OTI was similar to BS in that both techniques indirectly visualized morphological aspects and functional changes of the joint, such as synovial thickening with joint effusion and hypervascularity. However, OTI was superior to BS in detecting the presence of MRI-based synovitis. RA patients were more satisfied about the exam preparation for OTI that did not need an intravenous injection.

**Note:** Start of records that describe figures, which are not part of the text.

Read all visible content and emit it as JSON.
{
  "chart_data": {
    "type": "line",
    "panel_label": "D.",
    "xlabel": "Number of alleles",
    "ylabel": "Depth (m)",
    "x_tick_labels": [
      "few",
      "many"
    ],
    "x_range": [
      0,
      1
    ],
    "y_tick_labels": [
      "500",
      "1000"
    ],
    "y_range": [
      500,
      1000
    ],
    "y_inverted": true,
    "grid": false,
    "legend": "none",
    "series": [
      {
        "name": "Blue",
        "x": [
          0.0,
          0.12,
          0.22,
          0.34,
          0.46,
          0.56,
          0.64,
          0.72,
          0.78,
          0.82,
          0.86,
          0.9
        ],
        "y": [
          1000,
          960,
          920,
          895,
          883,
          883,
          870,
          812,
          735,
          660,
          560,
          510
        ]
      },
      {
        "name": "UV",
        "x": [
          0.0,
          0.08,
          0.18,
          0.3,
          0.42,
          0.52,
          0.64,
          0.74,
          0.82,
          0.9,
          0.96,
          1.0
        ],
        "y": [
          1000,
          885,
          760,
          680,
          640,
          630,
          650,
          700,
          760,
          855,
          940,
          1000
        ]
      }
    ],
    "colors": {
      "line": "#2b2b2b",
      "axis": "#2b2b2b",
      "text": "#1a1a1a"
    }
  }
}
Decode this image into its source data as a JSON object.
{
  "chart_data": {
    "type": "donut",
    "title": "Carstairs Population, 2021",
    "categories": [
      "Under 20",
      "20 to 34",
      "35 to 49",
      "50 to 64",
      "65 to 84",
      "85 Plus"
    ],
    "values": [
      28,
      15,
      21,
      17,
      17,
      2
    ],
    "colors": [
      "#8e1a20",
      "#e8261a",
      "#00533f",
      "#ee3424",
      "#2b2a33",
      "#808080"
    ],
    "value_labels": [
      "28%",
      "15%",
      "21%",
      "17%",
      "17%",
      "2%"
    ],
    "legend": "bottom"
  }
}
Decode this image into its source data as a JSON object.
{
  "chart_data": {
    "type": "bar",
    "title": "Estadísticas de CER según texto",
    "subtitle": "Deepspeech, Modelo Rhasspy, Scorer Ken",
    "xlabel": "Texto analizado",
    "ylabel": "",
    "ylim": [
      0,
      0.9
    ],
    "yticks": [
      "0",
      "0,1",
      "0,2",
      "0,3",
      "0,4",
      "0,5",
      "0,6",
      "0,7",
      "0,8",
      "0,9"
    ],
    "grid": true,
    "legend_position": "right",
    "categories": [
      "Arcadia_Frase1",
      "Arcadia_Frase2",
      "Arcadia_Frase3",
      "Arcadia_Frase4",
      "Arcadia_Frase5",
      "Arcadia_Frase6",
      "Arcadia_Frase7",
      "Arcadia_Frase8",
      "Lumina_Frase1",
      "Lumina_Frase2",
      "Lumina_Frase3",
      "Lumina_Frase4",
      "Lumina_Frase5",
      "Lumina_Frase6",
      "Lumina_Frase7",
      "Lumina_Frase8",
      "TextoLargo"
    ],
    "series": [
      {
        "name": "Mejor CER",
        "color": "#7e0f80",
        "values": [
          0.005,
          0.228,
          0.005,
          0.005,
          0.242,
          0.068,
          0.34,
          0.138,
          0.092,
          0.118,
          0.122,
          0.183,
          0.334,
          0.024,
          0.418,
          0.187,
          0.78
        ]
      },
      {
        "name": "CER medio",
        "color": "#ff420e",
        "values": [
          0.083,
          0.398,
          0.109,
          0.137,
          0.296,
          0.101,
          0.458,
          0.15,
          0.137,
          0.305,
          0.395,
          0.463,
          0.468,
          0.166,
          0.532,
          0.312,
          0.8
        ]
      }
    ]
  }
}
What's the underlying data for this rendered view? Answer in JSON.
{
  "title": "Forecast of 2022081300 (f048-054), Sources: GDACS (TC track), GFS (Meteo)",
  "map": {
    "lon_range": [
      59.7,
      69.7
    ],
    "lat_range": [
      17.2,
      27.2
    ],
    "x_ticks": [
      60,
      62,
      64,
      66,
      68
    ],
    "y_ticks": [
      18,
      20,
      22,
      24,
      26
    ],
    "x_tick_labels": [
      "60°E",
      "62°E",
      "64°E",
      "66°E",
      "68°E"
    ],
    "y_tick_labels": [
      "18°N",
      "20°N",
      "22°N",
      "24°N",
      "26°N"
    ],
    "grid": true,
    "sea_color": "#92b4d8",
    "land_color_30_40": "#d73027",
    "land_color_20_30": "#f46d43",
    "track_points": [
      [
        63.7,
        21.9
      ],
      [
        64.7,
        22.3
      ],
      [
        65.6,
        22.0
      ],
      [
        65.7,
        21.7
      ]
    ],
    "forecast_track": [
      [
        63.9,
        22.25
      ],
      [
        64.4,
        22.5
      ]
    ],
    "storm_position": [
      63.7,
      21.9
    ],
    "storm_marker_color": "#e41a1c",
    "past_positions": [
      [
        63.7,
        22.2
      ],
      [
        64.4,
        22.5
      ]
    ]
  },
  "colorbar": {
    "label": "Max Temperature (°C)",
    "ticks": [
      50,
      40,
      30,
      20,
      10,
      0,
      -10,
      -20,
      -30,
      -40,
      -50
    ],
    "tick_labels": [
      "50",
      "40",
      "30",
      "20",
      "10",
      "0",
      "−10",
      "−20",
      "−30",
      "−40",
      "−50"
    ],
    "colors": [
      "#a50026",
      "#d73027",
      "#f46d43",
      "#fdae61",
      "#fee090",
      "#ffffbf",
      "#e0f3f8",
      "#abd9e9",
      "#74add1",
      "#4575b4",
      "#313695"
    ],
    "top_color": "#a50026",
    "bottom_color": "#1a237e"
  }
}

The present study had several limitations. Because OTI was employed only at the individual joint level, we could not determine any association with overall disease activity at the patient level. The time interval of a week (days 0 and 7) for OTI and reference imaging methods may have affected the reproducibility and correlation between them. Due to the small number of subjects, the valid number of joints for OTI analysis was less in comparison to previous studies [8, 21]. The proportion of exclusion by motion artifacts among the assessed joints was higher than an OTI study using Lightscan [21], which is probably due to the visually concealed detector part in our OTI device (Supplementary Figure S1). Unlike indocyanine green (ICG)-based FOI using a commercially available instrument (Xiralite) [16, 18,19,20], OTI in the present study was not advantageous in terms of examination time since the individual joints were measured separately to obtain OTI indices. But, OTI as a real-time imaging had relatively good satisfaction with the examination, and it would take only a short time if needed only in certain hand joints (about 2–3 min for one joint). A standardized examination technique may increase the measurement capability and shorten the procedure time.

This study referred to previous studies of OTI studies using MRI as a reference for synovitis evaluation [18, 19]. However, MRI was not performed in age-matched healthy controls and patients with osteoarthritis, and it was not possible to exclude the possibility of false-positivity of MRI in the OTI evaluation for MRI-based synovitis. Considering the higher specificity of MRI in RA patients with high disease activity than in those with low disease activity [19], we attempted to minimize this risk by performing MRI in hand joints with active joint swelling. Practically speaking, it is difficult to apply “true gold” standard for synovitis such as histology by synovial biopsy. Joint US would have complemented these problems, but unfortunately US was not done in our study.

In this study, OTI in the PIP and MCP joints was able to effectively discriminate RA and was comparable to MRI for detection of synovitis. To establish the role of OTI as a supplementary imaging modality in clinical practice, further large-scale longitudinal studies using OTI and appropriate reference imaging methods are warranted in RA patients with various states of disease activity.